Viral shmooze: Superbowl smooch, sheer scrutiny in Israel

JTA REPORT

The focus was supposed to be on the new parliament members when Israel’s 19th Knesset was sworn in on Tuesday. Instead the buzz was about Sara Netanyahu, the wife of the prime minister, who showed up wearing a sheer lace dress that didn’t leave enough to the imagination. Pundits and fashion critics were quick to pounce, skewering both the first lady’s fashion instincts and her sense of propriety. But some smelled sexism in the air, noting that male politicians are rarely subject to that kind of sartorial scrutiny — though that almost surely would change if a guy showed up wearing Mrs. Netanyahu’s dress.

Here’s a prime example of an illegitimate parking violation: Hila Ben Baruch parked her car on a Tel Aviv street, city workers showed up and drew an outline of a handicapped parking spot around her car — then they towed the car. Fortunately for Ben Baruch, the episode was caught on video. The city apologized.
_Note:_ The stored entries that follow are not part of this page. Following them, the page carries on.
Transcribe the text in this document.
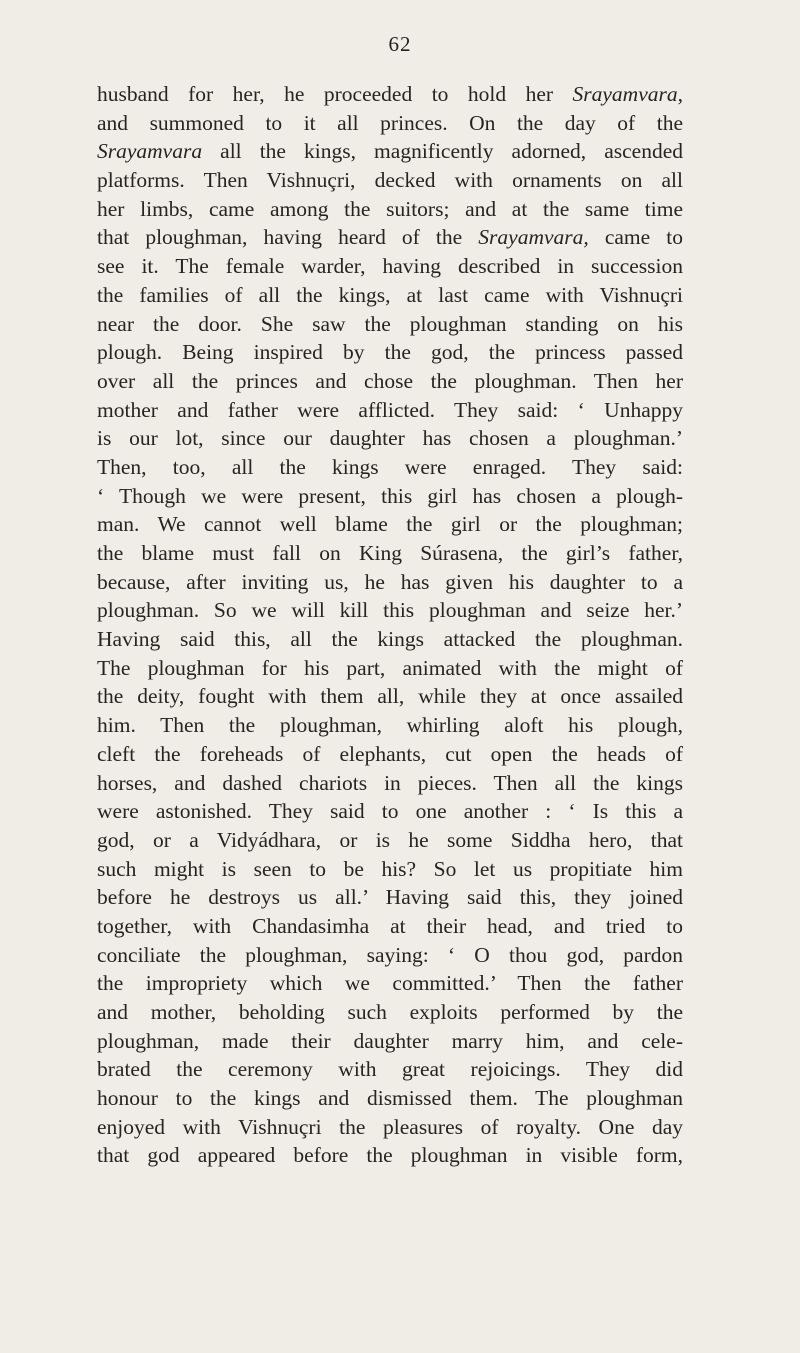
62
husband for her, he proceeded to hold her Srayamvara,
and summoned to it all princes. On the day of the
Srayamvara all the kings, magnificently adorned, ascended
platforms. Then Vishnuçri, decked with ornaments on all
her limbs, came among the suitors; and at the same time
that ploughman, having heard of the Srayamvara, came to
see it. The female warder, having described in succession
the families of all the kings, at last came with Vishnuçri
near the door. She saw the ploughman standing on his
plough. Being inspired by the god, the princess passed
over all the princes and chose the ploughman. Then her
mother and father were afflicted. They said: ‘ Unhappy
is our lot, since our daughter has chosen a ploughman.’
Then, too, all the kings were enraged. They said:
‘ Though we were present, this girl has chosen a plough-
man. We cannot well blame the girl or the ploughman;
the blame must fall on King Súrasena, the girl’s father,
because, after inviting us, he has given his daughter to a
ploughman. So we will kill this ploughman and seize her.’
Having said this, all the kings attacked the ploughman.
The ploughman for his part, animated with the might of
the deity, fought with them all, while they at once assailed
him. Then the ploughman, whirling aloft his plough,
cleft the foreheads of elephants, cut open the heads of
horses, and dashed chariots in pieces. Then all the kings
were astonished. They said to one another : ‘ Is this a
god, or a Vidyádhara, or is he some Siddha hero, that
such might is seen to be his? So let us propitiate him
before he destroys us all.’ Having said this, they joined
together, with Chandasimha at their head, and tried to
conciliate the ploughman, saying: ‘ O thou god, pardon
the impropriety which we committed.’ Then the father
and mother, beholding such exploits performed by the
ploughman, made their daughter marry him, and cele-
brated the ceremony with great rejoicings. They did
honour to the kings and dismissed them. The ploughman
enjoyed with Vishnuçri the pleasures of royalty. One day
that god appeared before the ploughman in visible form,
Bruce Wexler, a Yale University psychiatry professor, tried to apply the scientific method to a political issue with his three-year academic study of Palestinian and Israeli textbooks. When he found vice and virtue on both sides and commended Israelis and Palestinians for not demonizing one another, Wexler undercut one of the central elements of the official Israeli narrative that holds Palestinians are educating their children to hate. Israeli government officials immediately went on the attack, accusing Wexler and his team of bias and calling them “unprofessional.” The Palestinians welcomed the report. Wexler called the reaction to his work “shocking.”